Alfred Mittermeier - Zuckerschlecken PDF Drucken E-Mail

Alfred Mittermeier
Zuckerschlecken

Es gab mal eine Zeit, in der die Winter meist kalt, Männer selten warm und Kinder noch schlank waren. Es gab keine Doppelnamen, kaum Analphabeten, wenig Emanzen, eine Hand voll Arbeitsloser, viele positive Menschen und eine Mauer. Es war zwar nicht immer Morgens um Sieben, aber die Welt war in Ordnung!

Der Amerikaner war gut, der Russe böse, der Chinese daheim und der Taliban nicht existent. Die Luft war sauber, die Grünen Grün, die Sozis links, die Kabarettisten Sozis und die Wirtschaft ein Wunder.

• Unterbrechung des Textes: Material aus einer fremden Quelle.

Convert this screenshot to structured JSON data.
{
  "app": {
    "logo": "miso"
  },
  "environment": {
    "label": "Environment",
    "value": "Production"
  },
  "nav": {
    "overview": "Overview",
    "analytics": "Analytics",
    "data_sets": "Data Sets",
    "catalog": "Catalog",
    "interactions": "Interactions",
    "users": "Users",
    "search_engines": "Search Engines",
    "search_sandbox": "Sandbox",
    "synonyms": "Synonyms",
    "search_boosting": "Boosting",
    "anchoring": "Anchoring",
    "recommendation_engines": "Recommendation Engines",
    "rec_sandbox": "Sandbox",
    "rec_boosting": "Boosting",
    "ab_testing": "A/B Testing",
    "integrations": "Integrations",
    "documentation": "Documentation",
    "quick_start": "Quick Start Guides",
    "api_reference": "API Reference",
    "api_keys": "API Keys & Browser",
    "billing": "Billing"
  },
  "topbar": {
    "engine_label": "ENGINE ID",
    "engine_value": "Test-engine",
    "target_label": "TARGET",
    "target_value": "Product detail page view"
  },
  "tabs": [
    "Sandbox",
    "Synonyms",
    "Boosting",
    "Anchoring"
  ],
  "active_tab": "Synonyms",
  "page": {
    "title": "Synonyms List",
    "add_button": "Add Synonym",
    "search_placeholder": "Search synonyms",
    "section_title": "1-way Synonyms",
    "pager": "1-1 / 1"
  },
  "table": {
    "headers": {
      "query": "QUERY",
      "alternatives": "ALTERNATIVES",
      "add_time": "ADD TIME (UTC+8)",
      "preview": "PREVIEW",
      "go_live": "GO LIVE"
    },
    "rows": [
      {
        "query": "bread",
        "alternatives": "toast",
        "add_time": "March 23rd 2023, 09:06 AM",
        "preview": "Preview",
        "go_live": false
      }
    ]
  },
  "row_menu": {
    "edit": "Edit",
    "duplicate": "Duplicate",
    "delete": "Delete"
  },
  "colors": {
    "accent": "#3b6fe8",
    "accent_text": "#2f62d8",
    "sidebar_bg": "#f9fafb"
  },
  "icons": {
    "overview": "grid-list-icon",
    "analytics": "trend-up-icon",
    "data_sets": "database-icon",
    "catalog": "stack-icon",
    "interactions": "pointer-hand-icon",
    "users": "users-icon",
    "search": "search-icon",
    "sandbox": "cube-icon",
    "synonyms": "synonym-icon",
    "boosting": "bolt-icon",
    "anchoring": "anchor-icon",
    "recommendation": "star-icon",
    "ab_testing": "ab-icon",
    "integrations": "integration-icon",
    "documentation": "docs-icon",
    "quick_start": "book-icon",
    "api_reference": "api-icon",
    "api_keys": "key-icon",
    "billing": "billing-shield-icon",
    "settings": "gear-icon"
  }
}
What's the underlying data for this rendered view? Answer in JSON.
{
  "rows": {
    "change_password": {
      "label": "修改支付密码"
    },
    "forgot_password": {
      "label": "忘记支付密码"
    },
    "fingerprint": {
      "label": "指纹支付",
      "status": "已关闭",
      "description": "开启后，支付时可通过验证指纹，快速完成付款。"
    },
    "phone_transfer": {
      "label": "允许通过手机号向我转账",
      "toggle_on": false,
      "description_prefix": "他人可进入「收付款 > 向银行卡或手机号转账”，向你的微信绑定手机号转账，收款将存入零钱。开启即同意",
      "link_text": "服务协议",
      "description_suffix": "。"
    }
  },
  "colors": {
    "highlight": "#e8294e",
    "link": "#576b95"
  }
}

Deutsch war noch nicht english, food noch nicht fast, wer sich an Kindern vergriff, der ging in den Knast. Es gab keinen Hip-Hop, man liebte Hop-Sing, der Kunde war König, Elvis der King.

Doch aus D-Mark wurd’ Euro, aus persönlich global, ein Bayer ist Papst, analog digital. Das Klima im Wandel, ein Kontinent ohne Brot,
der Kunde ist Bettler, Elvis ist tot. (frei nach Geschwister Grimm)

Und was lernen wir aus diesen geistreichen Zeilen? Gar nichts! Ausser dass Pressetexte für Kabarettprogramme schon mal bedeutend besser waren.


Nach der mehrfach ausgezeichneten Ochsentour begibt sich Alfred Mittermeier mit seinem zweiten Soloprogramm Zuckerschlecken nun ins politisch-satirische Fach. Das gibt Nahrung fürs Hirn und Futter fürs Zwerchfell gleichermassen.

Mit einer Geschwindigkeit, bei der ihm eigentlich das Mundwerk rauchen müsste, pfeffert er dabei eine Pointe nach der anderen ins Publikum.

Mittermeier balanciert zwischen Politik, Boulevard und Alltag auf einer bittersüssen Zündschnur bestehend aus Sprachwitz, Gags und Bonmots.

Weichgeklopft mit der Keule und fein seziert mit dem Messer kriegt Politik und Gesellschaft das, was sie sich über die Jahre hart erarbeitet haben. Eine verschärfte Rasur gegen den Strich, ohne Schaum, querbeet durch die Parteienlandschaft.

Wohl dem, der kein Mandat hat … ein Zuckerschlecken!

Ich habe die Ehre!

Sie wollen ein paar persönliche Dinge über mich wissen? Gerne! Trotzdem bitte ich um ihr Verständnis, wenn ich pikante Frivolitäten einfach so weglasse. Wir befinden uns ja hier im Weltweitweb, und es entzieht sich meiner Kenntnis, wer oder was da alles mitliest …

Mein Name ist Alfred Mittermeier. Und bevor Sie sich fragen: Nein, ich bin nicht verwandt, ich fahre nicht Ski! Also denken Sie bitte nicht weiter darüber nach!

Geboren bin ich zu einer Zeit, als Winter meist kalt, Männer selten warm und Jugendliche noch richtig cool waren. Es gab keine Doppelnamen, kaum Analphabeten, wenig Emanzen, einige Arbeitslose, viele positive Menschen und eine Mauer.
Kurz: Die Welt war in Ordnung!

Vom Sternzeichen her bin ich Waage. Den Aszendenten nenne ich nicht, da -wie bereits erwähnt- mir nicht bekannt ist, wer diese Zeilen goutiert. Sollte mein Aszendent für Sie von grosser Wichtigkeit sein, dann schreiben Sie mir ein Mail. Nennen Sie mir darin ihren Aszendenten und Sie kriegen umgehend den meinen. Um sicher zu sein, dass Sie mir nicht einen Falschen andrehen, hängen Sie dem Mail einen Scan ihrer Geburtsurkunde oder Personalausweis an. Sie sehen, ich bin Profi! Ein Nachverhandeln ist somit zwecklos!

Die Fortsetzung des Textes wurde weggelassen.